Lathe is an open-source Go CLI and local web UI for generating hands-on technical tutorials through LLM skills in Claude Code, Cursor, or Codex. It stores tutorials on your machine, opens them in a browser-based reader, and uses slash-command style skills for tutorial generation, extension, questions, tagging, and verification.

A Lathe session starts inside an interactive coding-agent chat. You ask for a project-style tutorial, then open Lathe from the terminal and read the generated material in a local library. The model structures the lesson. You still type through the project by hand.
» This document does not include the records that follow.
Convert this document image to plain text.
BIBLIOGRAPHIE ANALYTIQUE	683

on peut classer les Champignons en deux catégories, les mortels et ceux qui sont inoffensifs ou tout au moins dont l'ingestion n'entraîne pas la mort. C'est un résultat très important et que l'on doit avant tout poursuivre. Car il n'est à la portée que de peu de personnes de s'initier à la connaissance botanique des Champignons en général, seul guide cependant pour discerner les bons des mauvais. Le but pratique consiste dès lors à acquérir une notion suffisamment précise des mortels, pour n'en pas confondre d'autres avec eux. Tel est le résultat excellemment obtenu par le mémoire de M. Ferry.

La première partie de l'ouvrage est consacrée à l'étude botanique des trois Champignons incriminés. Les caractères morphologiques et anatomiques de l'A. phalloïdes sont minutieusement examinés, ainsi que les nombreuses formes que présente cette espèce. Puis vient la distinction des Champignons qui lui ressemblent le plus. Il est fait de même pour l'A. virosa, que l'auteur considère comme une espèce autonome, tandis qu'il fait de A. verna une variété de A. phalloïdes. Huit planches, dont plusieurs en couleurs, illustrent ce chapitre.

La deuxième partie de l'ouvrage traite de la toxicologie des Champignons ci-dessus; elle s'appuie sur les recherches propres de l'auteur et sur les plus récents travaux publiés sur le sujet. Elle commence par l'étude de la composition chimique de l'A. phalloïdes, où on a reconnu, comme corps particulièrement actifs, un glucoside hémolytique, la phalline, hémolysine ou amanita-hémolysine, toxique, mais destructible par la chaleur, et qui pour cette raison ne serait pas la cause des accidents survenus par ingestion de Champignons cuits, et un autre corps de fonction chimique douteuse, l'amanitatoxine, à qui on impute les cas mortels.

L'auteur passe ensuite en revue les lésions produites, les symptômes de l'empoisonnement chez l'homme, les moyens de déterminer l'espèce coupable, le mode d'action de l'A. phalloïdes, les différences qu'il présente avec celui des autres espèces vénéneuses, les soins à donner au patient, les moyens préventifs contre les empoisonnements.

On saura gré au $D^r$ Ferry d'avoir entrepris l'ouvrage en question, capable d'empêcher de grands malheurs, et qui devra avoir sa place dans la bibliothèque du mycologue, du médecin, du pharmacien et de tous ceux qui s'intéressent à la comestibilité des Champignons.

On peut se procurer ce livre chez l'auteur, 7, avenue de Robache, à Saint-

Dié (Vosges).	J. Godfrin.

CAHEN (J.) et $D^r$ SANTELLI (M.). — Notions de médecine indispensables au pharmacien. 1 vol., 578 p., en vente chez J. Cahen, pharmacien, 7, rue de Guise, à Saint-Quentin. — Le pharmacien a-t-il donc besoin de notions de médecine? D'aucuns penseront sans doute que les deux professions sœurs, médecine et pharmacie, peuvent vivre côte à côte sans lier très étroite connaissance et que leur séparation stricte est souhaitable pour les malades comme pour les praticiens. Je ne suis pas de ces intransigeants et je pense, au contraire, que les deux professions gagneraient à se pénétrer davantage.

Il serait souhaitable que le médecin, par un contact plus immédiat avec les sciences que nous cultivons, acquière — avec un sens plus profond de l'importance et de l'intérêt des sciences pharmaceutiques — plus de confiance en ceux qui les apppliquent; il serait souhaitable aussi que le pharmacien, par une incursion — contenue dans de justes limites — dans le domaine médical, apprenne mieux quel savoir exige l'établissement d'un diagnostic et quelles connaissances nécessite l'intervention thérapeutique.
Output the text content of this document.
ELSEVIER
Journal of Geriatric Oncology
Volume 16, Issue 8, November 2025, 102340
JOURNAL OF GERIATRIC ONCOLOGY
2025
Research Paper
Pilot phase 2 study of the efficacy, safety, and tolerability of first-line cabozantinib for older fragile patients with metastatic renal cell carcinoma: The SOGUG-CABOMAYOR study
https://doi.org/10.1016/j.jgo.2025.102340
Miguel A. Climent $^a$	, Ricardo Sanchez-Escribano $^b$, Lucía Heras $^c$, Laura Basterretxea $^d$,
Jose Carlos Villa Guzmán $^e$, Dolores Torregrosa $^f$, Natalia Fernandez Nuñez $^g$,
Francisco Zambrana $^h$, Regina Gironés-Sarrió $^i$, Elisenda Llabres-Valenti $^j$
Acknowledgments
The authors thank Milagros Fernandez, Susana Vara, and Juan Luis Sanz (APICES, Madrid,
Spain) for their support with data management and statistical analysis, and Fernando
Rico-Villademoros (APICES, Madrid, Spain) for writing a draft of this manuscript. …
Lathe treats the LLM as a tutor, not a code autopilot. A normal coding agent tries to complete the task for you. Lathe turns the same model access into a learning path with tutorial parts, side notes, exercises, provenance records, local storage, writing voices, and opt-in verification.

Features

  • Generates hands-on technical tutorials from natural-language prompts.
  • Creates single-part tutorials and multi-part tutorial series.
  • Runs through LLM skills inside Claude Code, Cursor, or Codex.
  • Opens generated tutorials in a local browser UI through lathe serve.
  • Stores tutorial files and metadata under ~/.lathe/tutorials/.
  • Records the prompt, model, voice, consulted URLs, tool versions, and tutorial status when available.
  • Includes search, sorting, and filtering across the local tutorial library.
  • Displays tutorial navigation through a table-of-contents sidebar.
  • Adds side notes and reader exercises inside generated tutorials.
  • Installs bundled skills into Claude Code, Cursor, Codex, or all supported agents.
  • Answers tutorial questions through /lathe-ask.
  • Extends existing tutorial series through /lathe-extend.
  • Verifies tutorial steps through /lathe-verify when the required toolchain exists locally.
  • Ships with plainspoken and companion tutorial voices.
  • Creates custom writing voices through /lathe-voice.
  • Runs as a self-contained local binary.
Lathe with Claude Code
Lathe + Claude Code

Use Cases

  • Learn an unfamiliar programming topic through a project tutorial.
  • Generate a hands-on starting path for a niche technical domain.
  • Build a local library of coding tutorials across languages and tools.
  • Ask follow-up questions about a generated tutorial part.
  • Extend a single tutorial into a longer series.
  • Check whether a tutorial compiles and runs inside a scratch directory.
  • Create a guided learning path from a prompt inside Claude Code, Cursor, or Codex.

Best Workflow

Lathe makes the most sense when you want to learn by typing through a project. The project may involve a niche language, a young framework, a low-documentation domain, or a build-your-own style topic where normal tutorials are hard to find.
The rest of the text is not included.